Capacity for love and attachment,
Emotion
Empathy
Sympathy
Joy
Kindness
Generosity
Respect for others (deserving of it)...
I should have replied to your earlier response first, but as I read this list of human attributes, it struck me that a sociopath could be missing most or all of those qualities, instead making do with convincing imitations. What should we say about them? Are they human?
How so? What makes the 'simulation' distinct? What is there about humans showing empathy that is different from a computer showing empathy?
I agree. Shall we return to considering AI 'rights' or is that term likely to become problematic too? Do 'rights' imply personhood? Some animal rights campaigners argue that primates such as bonobos, chimps and gorillas should be regarded as persons.
The OP asks about rights, and I'm content to keep it at that, but the status of personhood is crucial to gaining access to all the rights society has to offer.
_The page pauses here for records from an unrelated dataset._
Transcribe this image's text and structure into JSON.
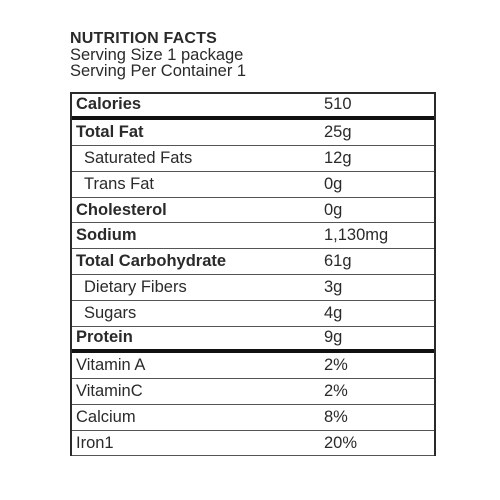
{
  "header": {
    "title": "NUTRITION FACTS",
    "serving_size": "Serving Size 1 package",
    "serving_per_container": "Serving Per Container 1"
  },
  "rows": [
    {
      "label": "Calories",
      "value": "510",
      "bold": true,
      "sub": false
    },
    {
      "label": "Total Fat",
      "value": "25g",
      "bold": true,
      "sub": false
    },
    {
      "label": "Saturated Fats",
      "value": "12g",
      "bold": false,
      "sub": true
    },
    {
      "label": "Trans Fat",
      "value": "0g",
      "bold": false,
      "sub": true
    },
    {
      "label": "Cholesterol",
      "value": "0g",
      "bold": true,
      "sub": false
    },
    {
      "label": "Sodium",
      "value": "1,130mg",
      "bold": true,
      "sub": false
    },
    {
      "label": "Total Carbohydrate",
      "value": "61g",
      "bold": true,
      "sub": false
    },
    {
      "label": "Dietary Fibers",
      "value": "3g",
      "bold": false,
      "sub": true
    },
    {
      "label": "Sugars",
      "value": "4g",
      "bold": false,
      "sub": true
    },
    {
      "label": "Protein",
      "value": "9g",
      "bold": true,
      "sub": false
    },
    {
      "label": "Vitamin A",
      "value": "2%",
      "bold": false,
      "sub": false
    },
    {
      "label": "VitaminC",
      "value": "2%",
      "bold": false,
      "sub": false
    },
    {
      "label": "Calcium",
      "value": "8%",
      "bold": false,
      "sub": false
    },
    {
      "label": "Iron1",
      "value": "20%",
      "bold": false,
      "sub": false
    }
  ]
}
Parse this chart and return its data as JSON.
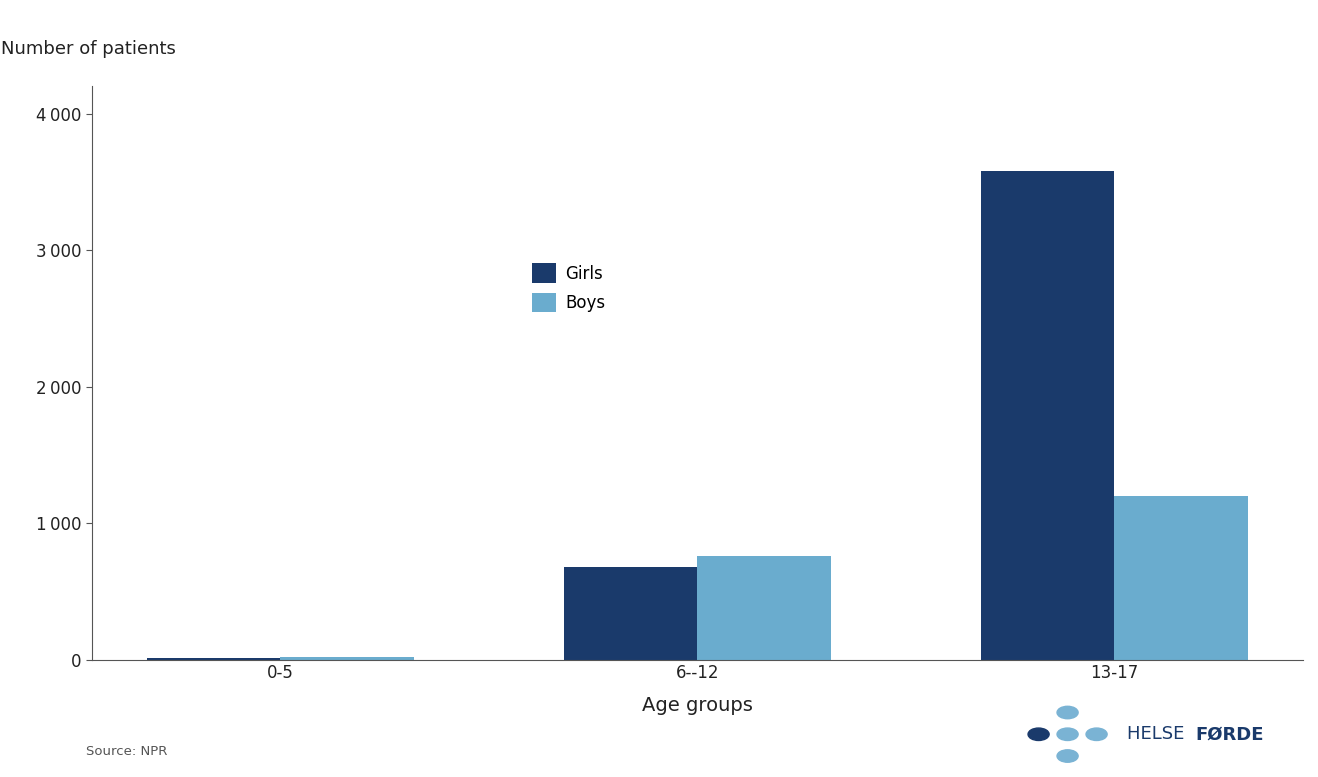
{
  "categories": [
    "0-5",
    "6--12",
    "13-17"
  ],
  "girls_values": [
    10,
    680,
    3580
  ],
  "boys_values": [
    20,
    760,
    1200
  ],
  "girls_color": "#1a3a6b",
  "boys_color": "#6aacce",
  "ylabel": "Number of patients",
  "xlabel": "Age groups",
  "ylim": [
    0,
    4200
  ],
  "yticks": [
    0,
    1000,
    2000,
    3000,
    4000
  ],
  "ytick_labels": [
    "0",
    "1 000",
    "2 000",
    "3 000",
    "4 000"
  ],
  "source_text": "Source: NPR",
  "legend_labels": [
    "Girls",
    "Boys"
  ],
  "bar_width": 0.32,
  "background_color": "#ffffff",
  "label_fontsize": 13,
  "tick_fontsize": 12,
  "logo_dark": "#1a3a6b",
  "logo_light": "#7ab3d4"
}
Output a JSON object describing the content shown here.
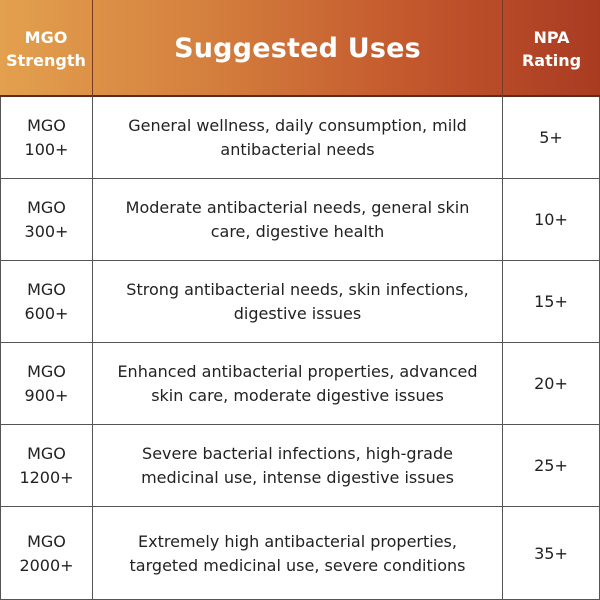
{
  "header": {
    "strength_line1": "MGO",
    "strength_line2": "Strength",
    "uses": "Suggested Uses",
    "npa_line1": "NPA",
    "npa_line2": "Rating"
  },
  "rows": [
    {
      "mgo_line1": "MGO",
      "mgo_line2": "100+",
      "uses_line1": "General wellness, daily consumption, mild",
      "uses_line2": "antibacterial needs",
      "npa": "5+"
    },
    {
      "mgo_line1": "MGO",
      "mgo_line2": "300+",
      "uses_line1": "Moderate antibacterial needs, general skin",
      "uses_line2": "care, digestive health",
      "npa": "10+"
    },
    {
      "mgo_line1": "MGO",
      "mgo_line2": "600+",
      "uses_line1": "Strong antibacterial needs, skin infections,",
      "uses_line2": "digestive issues",
      "npa": "15+"
    },
    {
      "mgo_line1": "MGO",
      "mgo_line2": "900+",
      "uses_line1": "Enhanced antibacterial properties, advanced",
      "uses_line2": "skin care, moderate digestive issues",
      "npa": "20+"
    },
    {
      "mgo_line1": "MGO",
      "mgo_line2": "1200+",
      "uses_line1": "Severe bacterial infections, high-grade",
      "uses_line2": "medicinal use, intense digestive issues",
      "npa": "25+"
    },
    {
      "mgo_line1": "MGO",
      "mgo_line2": "2000+",
      "uses_line1": "Extremely high antibacterial properties,",
      "uses_line2": "targeted medicinal use, severe conditions",
      "npa": "35+"
    }
  ]
}
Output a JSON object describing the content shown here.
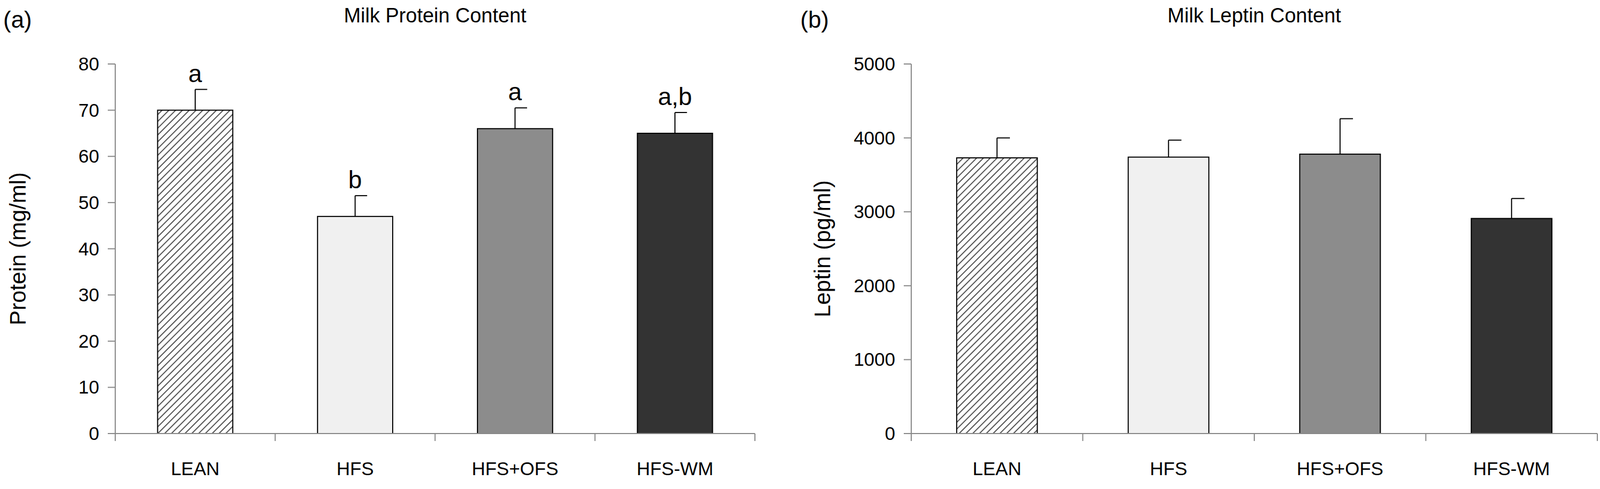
{
  "chart_data": [
    {
      "type": "bar",
      "panel": "(a)",
      "title": "Milk Protein Content",
      "y_label": "Protein (mg/ml)",
      "categories": [
        "LEAN",
        "HFS",
        "HFS+OFS",
        "HFS-WM"
      ],
      "values": [
        70,
        47,
        66,
        65
      ],
      "errors": [
        4.5,
        4.5,
        4.5,
        4.5
      ],
      "bar_labels": [
        "a",
        "b",
        "a",
        "a,b"
      ],
      "colors": [
        "#555555",
        "#f0f0f0",
        "#8c8c8c",
        "#333333"
      ],
      "ylim": [
        0,
        80
      ],
      "yticks": [
        0,
        10,
        20,
        30,
        40,
        50,
        60,
        70,
        80
      ],
      "grid": false
    },
    {
      "type": "bar",
      "panel": "(b)",
      "title": "Milk Leptin Content",
      "y_label": "Leptin (pg/ml)",
      "categories": [
        "LEAN",
        "HFS",
        "HFS+OFS",
        "HFS-WM"
      ],
      "values": [
        3730,
        3740,
        3780,
        2910
      ],
      "errors": [
        270,
        230,
        480,
        270
      ],
      "colors": [
        "#555555",
        "#f0f0f0",
        "#8c8c8c",
        "#333333"
      ],
      "ylim": [
        0,
        5000
      ],
      "yticks": [
        0,
        1000,
        2000,
        3000,
        4000,
        5000
      ],
      "grid": false
    }
  ]
}
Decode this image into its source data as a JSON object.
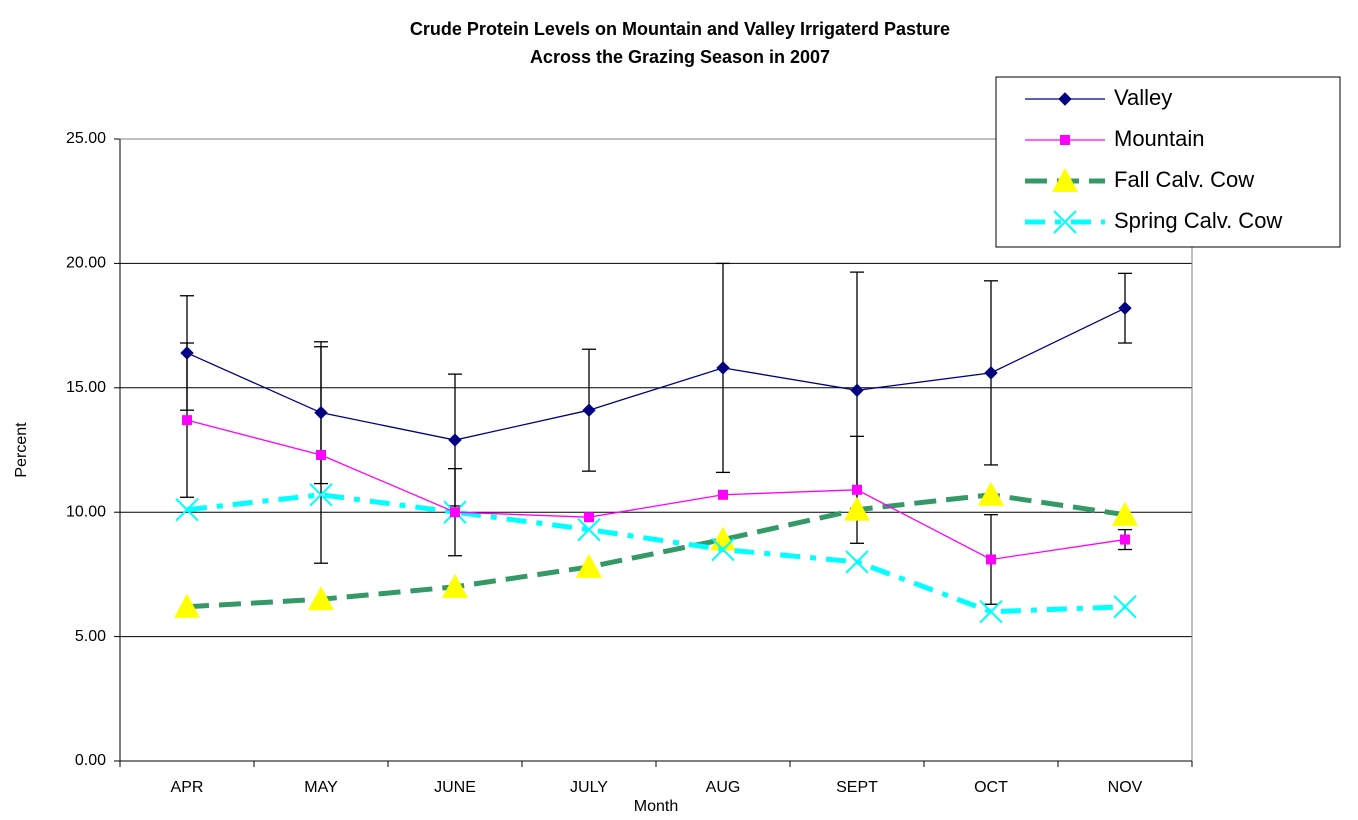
{
  "chart_data": {
    "type": "line",
    "title": [
      "Crude Protein Levels on Mountain and Valley Irrigaterd Pasture",
      "Across the Grazing Season in 2007"
    ],
    "x_label": "Month",
    "y_label": "Percent",
    "categories": [
      "APR",
      "MAY",
      "JUNE",
      "JULY",
      "AUG",
      "SEPT",
      "OCT",
      "NOV"
    ],
    "ylim": [
      0,
      25
    ],
    "yticks": [
      {
        "value": 0,
        "label": "0.00"
      },
      {
        "value": 5,
        "label": "5.00"
      },
      {
        "value": 10,
        "label": "10.00"
      },
      {
        "value": 15,
        "label": "15.00"
      },
      {
        "value": 20,
        "label": "20.00"
      },
      {
        "value": 25,
        "label": "25.00"
      }
    ],
    "grid": true,
    "series": [
      {
        "name": "Valley",
        "color": "#000080",
        "marker": "diamond",
        "line_style": "solid",
        "values": [
          16.4,
          14.0,
          12.9,
          14.1,
          15.8,
          14.9,
          15.6,
          18.2
        ],
        "errors": [
          2.3,
          2.85,
          2.65,
          2.45,
          4.2,
          4.75,
          3.7,
          1.4
        ]
      },
      {
        "name": "Mountain",
        "color": "#ff00ff",
        "marker": "square",
        "line_style": "solid",
        "values": [
          13.7,
          12.3,
          10.0,
          9.8,
          10.7,
          10.9,
          8.1,
          8.9
        ],
        "errors": [
          3.1,
          4.35,
          1.75,
          null,
          null,
          2.15,
          1.8,
          0.4
        ]
      },
      {
        "name": "Fall Calv. Cow",
        "color": "#339966",
        "marker": "triangle",
        "line_style": "dashed",
        "values": [
          6.2,
          6.5,
          7.0,
          7.8,
          8.9,
          10.1,
          10.7,
          9.9
        ]
      },
      {
        "name": "Spring Calv. Cow",
        "color": "#00ffff",
        "marker": "x",
        "line_style": "dashdot",
        "values": [
          10.1,
          10.7,
          10.0,
          9.3,
          8.5,
          8.0,
          6.0,
          6.2
        ]
      }
    ]
  }
}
Ideally, personhood might be better considered as a continuum rather than a discrete point in time or set of attributes, but this could be unwieldy to manage. At this time we have several different, fairly fixed sets of rights granted to animals, children, and adults, all with their own subgroups. Dogs have more rights than mice, teenagers more than fetuses, free adults more than convicts, etc.
Nailing down where on this continuum a future advanced AI might end up is really not possible, but as you shrink from considering sociopaths as non-human, I would in turn hesitate to declare AIs as forever barred from any chance at being recognized as deserving what is apparently granted based merely on a being's method of construction.
I am elated to be made aware of perhaps the most worthy use of robotic technology as has been seen so far! Props for knowing or taking the time to discover this info. Allow me to link it for those so inclined:...So, if Zeno has no self-concept of his own at least 'he' seems to be able to expand the self-concept of an asocial child. A worthy end in itself?
Yes(!), as long as you can continue to get parts for it.